Date of Conferral



Doctor of Education (Ed.D.)




Derek Schroll


Education reform in schools has focused on inclusion of all students in general education environments and accountability measures. Students with cognitive impairments are mandated to participate in standards-based alternate assessments. Special education teachers in a school district in a southeastern state in this study have been faced with the challenge of implementing these assessments. A bounded case study design was used to examine their perceptions of the use of standards-based alternate assessments for students with cognitive impairments. Guiding research questions focused on the nature and process of implementing alternate assessments. Resistance to change was the conceptual framework.

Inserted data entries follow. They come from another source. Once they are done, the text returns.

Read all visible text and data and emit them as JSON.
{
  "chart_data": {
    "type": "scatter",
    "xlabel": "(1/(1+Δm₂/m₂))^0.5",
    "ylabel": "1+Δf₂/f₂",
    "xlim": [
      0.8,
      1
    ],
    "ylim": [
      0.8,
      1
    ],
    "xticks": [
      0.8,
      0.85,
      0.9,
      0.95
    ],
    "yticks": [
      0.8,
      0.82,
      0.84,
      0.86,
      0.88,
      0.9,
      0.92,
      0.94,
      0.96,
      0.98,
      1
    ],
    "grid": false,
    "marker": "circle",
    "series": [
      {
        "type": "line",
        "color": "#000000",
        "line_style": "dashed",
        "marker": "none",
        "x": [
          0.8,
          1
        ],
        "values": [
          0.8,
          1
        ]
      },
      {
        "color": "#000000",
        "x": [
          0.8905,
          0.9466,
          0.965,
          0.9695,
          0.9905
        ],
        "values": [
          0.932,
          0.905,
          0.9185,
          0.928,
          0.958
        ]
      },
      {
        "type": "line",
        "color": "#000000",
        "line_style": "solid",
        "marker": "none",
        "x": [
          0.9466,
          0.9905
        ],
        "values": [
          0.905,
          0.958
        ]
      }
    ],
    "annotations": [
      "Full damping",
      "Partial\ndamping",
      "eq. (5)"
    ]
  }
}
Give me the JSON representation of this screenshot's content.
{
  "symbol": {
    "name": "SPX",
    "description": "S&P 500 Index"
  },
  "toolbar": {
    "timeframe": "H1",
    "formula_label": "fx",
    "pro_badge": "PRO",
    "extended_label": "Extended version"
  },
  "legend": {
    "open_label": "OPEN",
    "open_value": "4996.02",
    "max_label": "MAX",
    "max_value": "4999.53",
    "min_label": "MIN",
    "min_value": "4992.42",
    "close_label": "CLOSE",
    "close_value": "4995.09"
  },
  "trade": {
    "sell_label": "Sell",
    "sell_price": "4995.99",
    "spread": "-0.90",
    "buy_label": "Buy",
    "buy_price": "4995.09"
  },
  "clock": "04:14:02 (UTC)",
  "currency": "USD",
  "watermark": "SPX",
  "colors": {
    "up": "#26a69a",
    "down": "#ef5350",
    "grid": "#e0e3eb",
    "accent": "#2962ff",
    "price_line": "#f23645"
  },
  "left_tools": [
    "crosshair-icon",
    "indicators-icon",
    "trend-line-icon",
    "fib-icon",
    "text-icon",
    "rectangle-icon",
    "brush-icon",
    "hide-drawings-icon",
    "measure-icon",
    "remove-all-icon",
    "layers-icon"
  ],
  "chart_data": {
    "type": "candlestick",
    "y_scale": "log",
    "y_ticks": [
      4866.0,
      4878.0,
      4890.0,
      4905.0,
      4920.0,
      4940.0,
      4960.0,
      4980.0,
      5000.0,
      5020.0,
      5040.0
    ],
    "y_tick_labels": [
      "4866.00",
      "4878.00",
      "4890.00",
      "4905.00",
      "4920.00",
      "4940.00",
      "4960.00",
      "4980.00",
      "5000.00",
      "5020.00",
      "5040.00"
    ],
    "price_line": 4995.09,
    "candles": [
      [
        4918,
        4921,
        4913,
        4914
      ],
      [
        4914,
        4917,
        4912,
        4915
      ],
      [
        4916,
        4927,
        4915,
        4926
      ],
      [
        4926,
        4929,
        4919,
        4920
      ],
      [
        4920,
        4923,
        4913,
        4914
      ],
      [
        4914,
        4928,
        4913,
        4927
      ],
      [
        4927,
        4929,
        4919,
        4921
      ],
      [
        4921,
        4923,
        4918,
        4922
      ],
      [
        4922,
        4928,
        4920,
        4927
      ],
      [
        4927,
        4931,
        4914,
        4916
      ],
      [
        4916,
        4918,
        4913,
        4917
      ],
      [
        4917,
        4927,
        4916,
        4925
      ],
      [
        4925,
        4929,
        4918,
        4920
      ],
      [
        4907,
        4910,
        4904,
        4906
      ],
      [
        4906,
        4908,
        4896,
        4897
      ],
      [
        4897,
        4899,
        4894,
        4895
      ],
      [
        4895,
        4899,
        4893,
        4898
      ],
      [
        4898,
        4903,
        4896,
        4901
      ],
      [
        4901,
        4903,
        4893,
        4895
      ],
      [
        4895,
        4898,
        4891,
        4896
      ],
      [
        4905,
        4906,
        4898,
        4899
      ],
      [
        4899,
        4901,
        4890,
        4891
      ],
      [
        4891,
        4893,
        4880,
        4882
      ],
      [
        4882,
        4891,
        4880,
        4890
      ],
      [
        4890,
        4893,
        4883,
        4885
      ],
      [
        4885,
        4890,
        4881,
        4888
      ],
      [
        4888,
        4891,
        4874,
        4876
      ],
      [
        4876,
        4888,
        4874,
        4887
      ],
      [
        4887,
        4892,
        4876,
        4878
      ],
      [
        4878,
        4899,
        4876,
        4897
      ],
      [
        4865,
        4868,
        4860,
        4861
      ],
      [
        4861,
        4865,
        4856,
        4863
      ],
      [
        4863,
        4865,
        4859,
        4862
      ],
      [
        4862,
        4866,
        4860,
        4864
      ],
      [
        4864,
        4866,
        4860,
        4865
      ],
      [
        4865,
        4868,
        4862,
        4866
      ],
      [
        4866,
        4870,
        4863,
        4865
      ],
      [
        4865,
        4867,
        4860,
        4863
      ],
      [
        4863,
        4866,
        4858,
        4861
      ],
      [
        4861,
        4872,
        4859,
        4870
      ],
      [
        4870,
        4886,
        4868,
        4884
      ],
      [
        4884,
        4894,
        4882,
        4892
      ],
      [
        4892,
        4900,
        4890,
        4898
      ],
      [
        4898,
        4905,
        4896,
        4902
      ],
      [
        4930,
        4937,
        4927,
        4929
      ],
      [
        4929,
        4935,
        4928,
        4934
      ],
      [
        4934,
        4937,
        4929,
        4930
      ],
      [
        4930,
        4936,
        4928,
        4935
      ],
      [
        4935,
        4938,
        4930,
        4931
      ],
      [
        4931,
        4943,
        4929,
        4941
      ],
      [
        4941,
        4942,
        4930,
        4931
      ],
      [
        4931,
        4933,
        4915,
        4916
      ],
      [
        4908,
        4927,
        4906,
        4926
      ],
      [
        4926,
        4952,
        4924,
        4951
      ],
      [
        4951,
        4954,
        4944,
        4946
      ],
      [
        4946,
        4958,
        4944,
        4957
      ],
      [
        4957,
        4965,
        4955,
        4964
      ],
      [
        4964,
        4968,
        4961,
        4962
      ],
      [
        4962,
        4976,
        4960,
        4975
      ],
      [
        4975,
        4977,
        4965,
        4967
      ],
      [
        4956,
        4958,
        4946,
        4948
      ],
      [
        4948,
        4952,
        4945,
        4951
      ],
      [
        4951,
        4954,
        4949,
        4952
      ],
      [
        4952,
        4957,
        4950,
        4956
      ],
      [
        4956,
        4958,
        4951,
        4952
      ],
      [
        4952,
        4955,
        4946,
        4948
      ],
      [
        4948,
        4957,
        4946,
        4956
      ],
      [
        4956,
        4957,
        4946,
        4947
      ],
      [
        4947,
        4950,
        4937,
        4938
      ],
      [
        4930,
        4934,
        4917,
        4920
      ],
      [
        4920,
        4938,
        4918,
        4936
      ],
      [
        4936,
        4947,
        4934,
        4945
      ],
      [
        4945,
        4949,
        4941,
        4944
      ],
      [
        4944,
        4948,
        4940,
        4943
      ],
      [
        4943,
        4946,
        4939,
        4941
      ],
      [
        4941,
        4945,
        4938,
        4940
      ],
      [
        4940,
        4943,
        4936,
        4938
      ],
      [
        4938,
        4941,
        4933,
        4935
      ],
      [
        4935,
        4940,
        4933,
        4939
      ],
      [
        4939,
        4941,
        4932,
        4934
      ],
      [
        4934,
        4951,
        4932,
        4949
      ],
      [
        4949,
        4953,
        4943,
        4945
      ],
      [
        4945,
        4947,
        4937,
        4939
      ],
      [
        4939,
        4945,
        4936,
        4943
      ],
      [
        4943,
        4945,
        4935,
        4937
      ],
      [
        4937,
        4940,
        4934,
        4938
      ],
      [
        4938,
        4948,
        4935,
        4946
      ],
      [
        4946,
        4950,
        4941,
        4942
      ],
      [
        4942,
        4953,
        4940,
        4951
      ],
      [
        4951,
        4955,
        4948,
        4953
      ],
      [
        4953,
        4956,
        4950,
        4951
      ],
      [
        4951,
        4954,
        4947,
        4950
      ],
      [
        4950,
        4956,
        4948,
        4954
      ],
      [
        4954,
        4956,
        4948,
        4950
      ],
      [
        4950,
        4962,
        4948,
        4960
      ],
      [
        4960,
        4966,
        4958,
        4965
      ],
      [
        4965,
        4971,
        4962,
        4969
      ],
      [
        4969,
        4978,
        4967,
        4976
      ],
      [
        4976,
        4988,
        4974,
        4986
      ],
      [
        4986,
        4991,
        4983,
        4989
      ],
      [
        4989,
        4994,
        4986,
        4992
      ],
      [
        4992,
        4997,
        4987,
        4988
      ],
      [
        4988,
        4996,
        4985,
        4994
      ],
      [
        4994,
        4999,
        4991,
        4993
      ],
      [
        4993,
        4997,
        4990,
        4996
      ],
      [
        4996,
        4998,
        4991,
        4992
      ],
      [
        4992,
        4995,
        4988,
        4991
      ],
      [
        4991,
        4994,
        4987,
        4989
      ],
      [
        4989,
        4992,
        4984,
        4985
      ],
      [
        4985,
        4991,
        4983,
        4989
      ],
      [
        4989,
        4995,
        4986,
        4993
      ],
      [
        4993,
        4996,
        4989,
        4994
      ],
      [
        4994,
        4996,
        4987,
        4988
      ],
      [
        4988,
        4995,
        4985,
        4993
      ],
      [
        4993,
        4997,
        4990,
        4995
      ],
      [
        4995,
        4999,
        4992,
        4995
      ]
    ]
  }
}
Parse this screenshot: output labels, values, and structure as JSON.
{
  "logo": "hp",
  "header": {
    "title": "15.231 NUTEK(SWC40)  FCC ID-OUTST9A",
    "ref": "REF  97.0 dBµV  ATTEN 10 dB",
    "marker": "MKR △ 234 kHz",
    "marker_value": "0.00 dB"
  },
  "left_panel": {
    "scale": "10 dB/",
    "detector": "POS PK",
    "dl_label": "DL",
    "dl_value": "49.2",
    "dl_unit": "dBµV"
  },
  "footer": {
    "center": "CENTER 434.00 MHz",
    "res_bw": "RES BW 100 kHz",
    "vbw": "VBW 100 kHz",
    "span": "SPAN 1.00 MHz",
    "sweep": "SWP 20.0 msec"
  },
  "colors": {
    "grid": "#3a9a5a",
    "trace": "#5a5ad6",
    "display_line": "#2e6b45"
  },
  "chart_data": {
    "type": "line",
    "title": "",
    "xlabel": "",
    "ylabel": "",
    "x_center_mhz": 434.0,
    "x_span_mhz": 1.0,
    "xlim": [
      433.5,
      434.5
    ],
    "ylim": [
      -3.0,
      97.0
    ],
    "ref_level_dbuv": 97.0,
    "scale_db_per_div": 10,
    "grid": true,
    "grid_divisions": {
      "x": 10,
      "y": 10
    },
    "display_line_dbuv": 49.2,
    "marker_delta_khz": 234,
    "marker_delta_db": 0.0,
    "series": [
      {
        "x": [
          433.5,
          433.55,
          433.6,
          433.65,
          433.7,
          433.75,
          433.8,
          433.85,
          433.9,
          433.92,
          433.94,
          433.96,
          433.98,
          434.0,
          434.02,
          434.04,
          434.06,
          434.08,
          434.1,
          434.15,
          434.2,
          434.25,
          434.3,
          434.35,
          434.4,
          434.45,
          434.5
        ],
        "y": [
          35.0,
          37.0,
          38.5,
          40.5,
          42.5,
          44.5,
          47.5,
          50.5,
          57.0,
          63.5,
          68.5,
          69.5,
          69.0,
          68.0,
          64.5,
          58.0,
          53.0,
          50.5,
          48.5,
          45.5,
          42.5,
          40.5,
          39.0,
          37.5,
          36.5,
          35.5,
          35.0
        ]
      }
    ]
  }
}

The bounded case included 3 elementary, 1 middle school, and 4 high school special education teachers who have taught students with mild to moderate cognitive disabilities in self-contained classrooms in the district. Teachers were interviewed and data were coded and analyzed for common themes. Results included implementation concerns such as time for administration, scoring issues, lack of usefulness of assessment results, inappropriate expectations for performance, and lack of validity of assessments for cognitively impaired students. Recommendations included decision makers' reconsideration of the procedures for implementation and establishing validity and usefulness of standards-based alternate assessments. Findings in this study reflected teachers' resistance to change, but were informative in providing local decision makers with an opportunity for social change that includes examination of where current policy fails to accommodate students with cognitive impairments and creation of appropriate policy and assessments that actually benefit those students.